The Department of Justice (pardon the oxymoron) apparently has “threatened several universities with legal action because they took part in an experimental program to allow students to use the Amazon Kindle for textbooks”.
Instead of, say, investigating voter intimidation by the New Black Panther Party.
This action was apparently prompted by the fact that the Kindle, in its most penultimate incarnations, is not friendly to the blind. And that’s no joke — although Kindle does have a text-to-speech function, the side buttons on my Kindle 2 (and I presume the original Kindle 1 and the Kindle DX) that actually do pagination and handle other functions don’t have any audio feedback to tell you what they do (or what they are doing when you push them). I can’t really imagine a blind user reading from a Kindle with much success.
So, all this being said, did evil Amazon refuse to make the Kindle more accessible to the blind? Not hardly:
One obvious solution to the problem, of course, was to fix the Kindle. Early on, Amazon told federation officials it would apply text-to-speech technology to the Kindle’s menu and function keys. And sure enough, last week the company announced a new generation of Kindles that are fully accessible to the blind. While the Justice Department was making demands, and [Civil Rights Division chief Thomas] Perez was making speeches, the market was working.
The market always works better than government because the market knows it has to be responsive to its customers. The government doesn’t give a damn because it knows it won’t be challenged.
Or won’t it? The revolution is coming, comrades. It just won’t be the one the Panthers are thinking about.
I am speechless. textbooks do not read aloud to blind students either. How is a blind person penalized here?
Why must the Kindle be usable for the handicapped? Blind people cannot play many video games.
Next we will find a right to drive for blind people.
Do art museums have to offer accomodations for the visually impaired?
I am so confused. Our government does stupid stuff, but this is just stupid. But then I read last week that a judge insists that lifeguard chairs in Florida must be handicapped accessible.
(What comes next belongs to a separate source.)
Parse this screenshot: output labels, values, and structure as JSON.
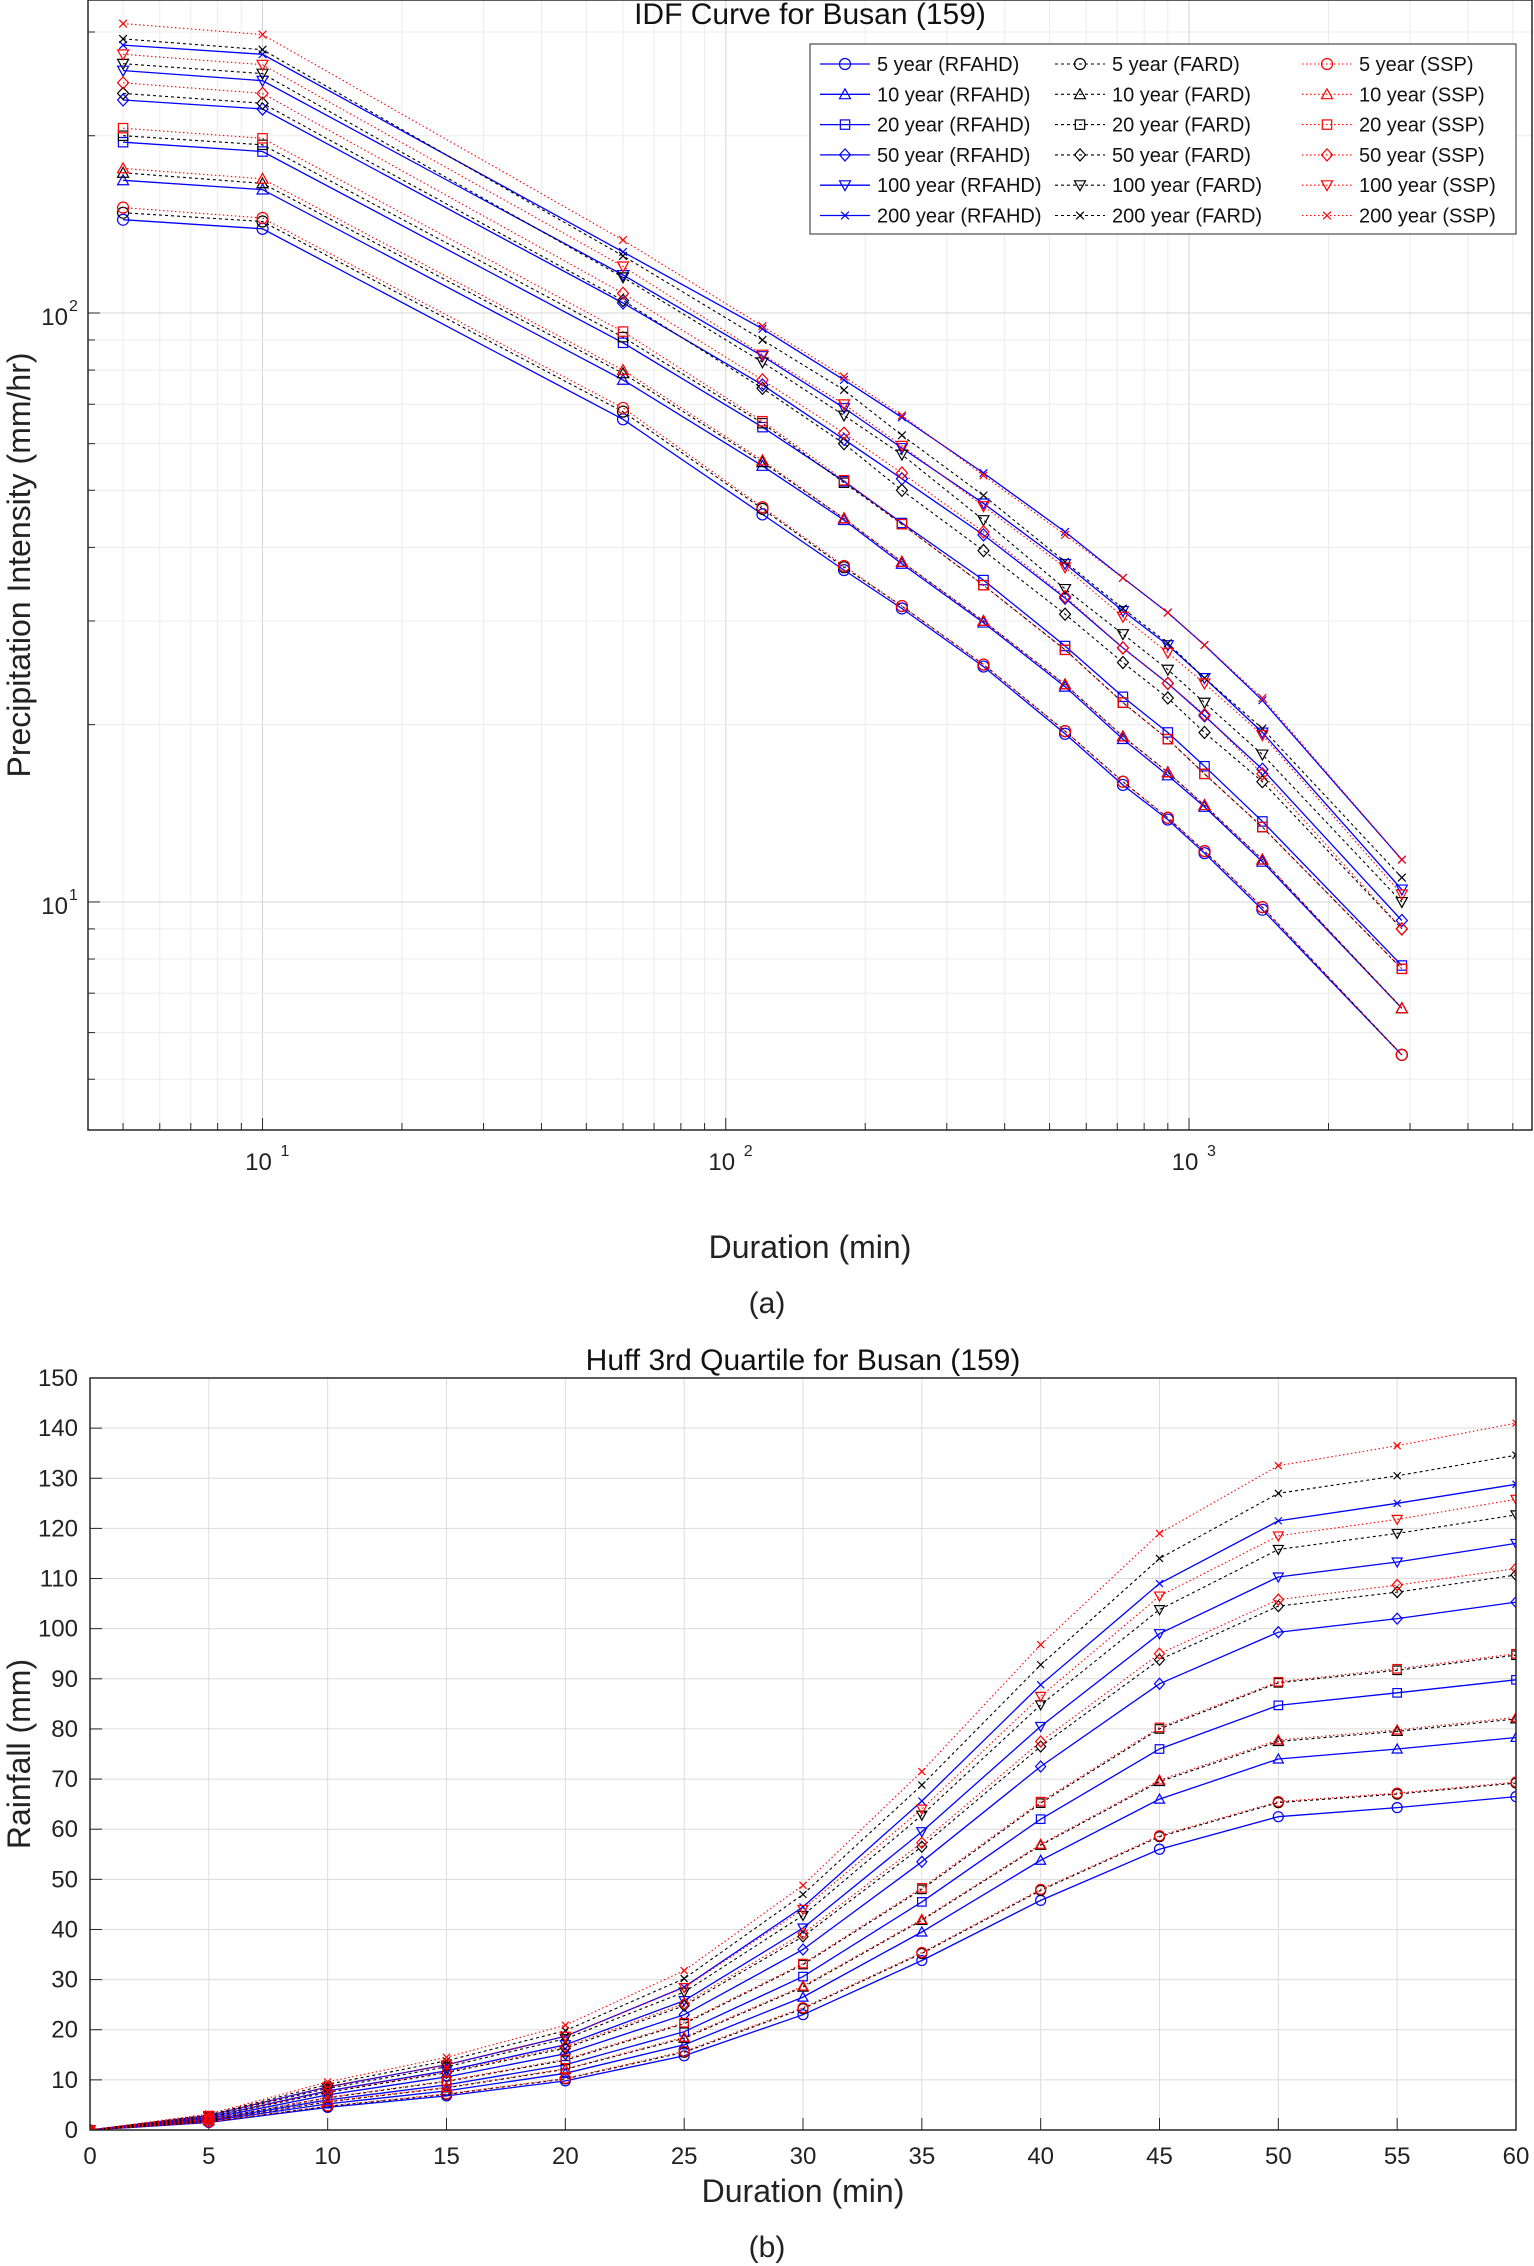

“Next we will find a right to drive for blind people.”
Ever notice the braille on the buttons of drive-up ATMs?
Do art museums have to offer accomodations for the visually impaired?
Yes, they do. And the Justice Department’s “equal access” people want to mandate “audio description” for movies, too.
(Which is actually not QUITE as stupid an idea as it first sounds- if you research what they’re considering- but fercryinoutloud, MANDATES?)
It might be helpful to actually read information provided by the National Federation of the Blind on why they are pursuing this. Further, it’s such a puerile stance to assume that, since the blind are advocating and/or suing for one accommodation (which, again, is not unreasonable one you understand their position), that they are then going to go out of their way to sue every item that is accessible only by sight. How tiresome you little bloggers are, not actually taking the time to fully understand the issue, but hear Rush bloviate about something for a minute and then post a thoughtless, emetic screed on something about which you have very little understanding.
My, you shore do talk purty, miss. And I’ll bet I have a better understanding of the situation than you do, with your Perennially Indignant attitude. For your information, I don’t rely on Rush for my information, and I actually own a Kindle and find it to be a very useful tool. The issue at hand, however, is not whether or not the Kindle is blind-accessible, but rather that our overbearing government finds a problem where one does not exist, and threatens legal action where the issue has already been dealt with.
The point you have missed in reading the above is that a growing segment of the US citizenry is getting sick and tired of special interests running our government and telling us what we can and cannot do. And apparently you are a special interest advocate with no interest in actually discussing the issue at hand — so kindly go hang.
All that I need to know to “understand the issue” is that the federal government, at the behest of a private advocacy group, blocked an EXPERIMENT that might have wound up saving a bunch of people a bunch of money soley because a (disabled) minority couldn’t participate YET.
Without giving the experimenters even a CHANCE to make any accommodation.
That isn’t improving access, it’s playing dog in the manger.
“It might be helpful to actually read information”
IRONY-METER-BROKEN-MUST-KILL-MORON!!!
Fiona, do you like anal sex? Cause it’s coming.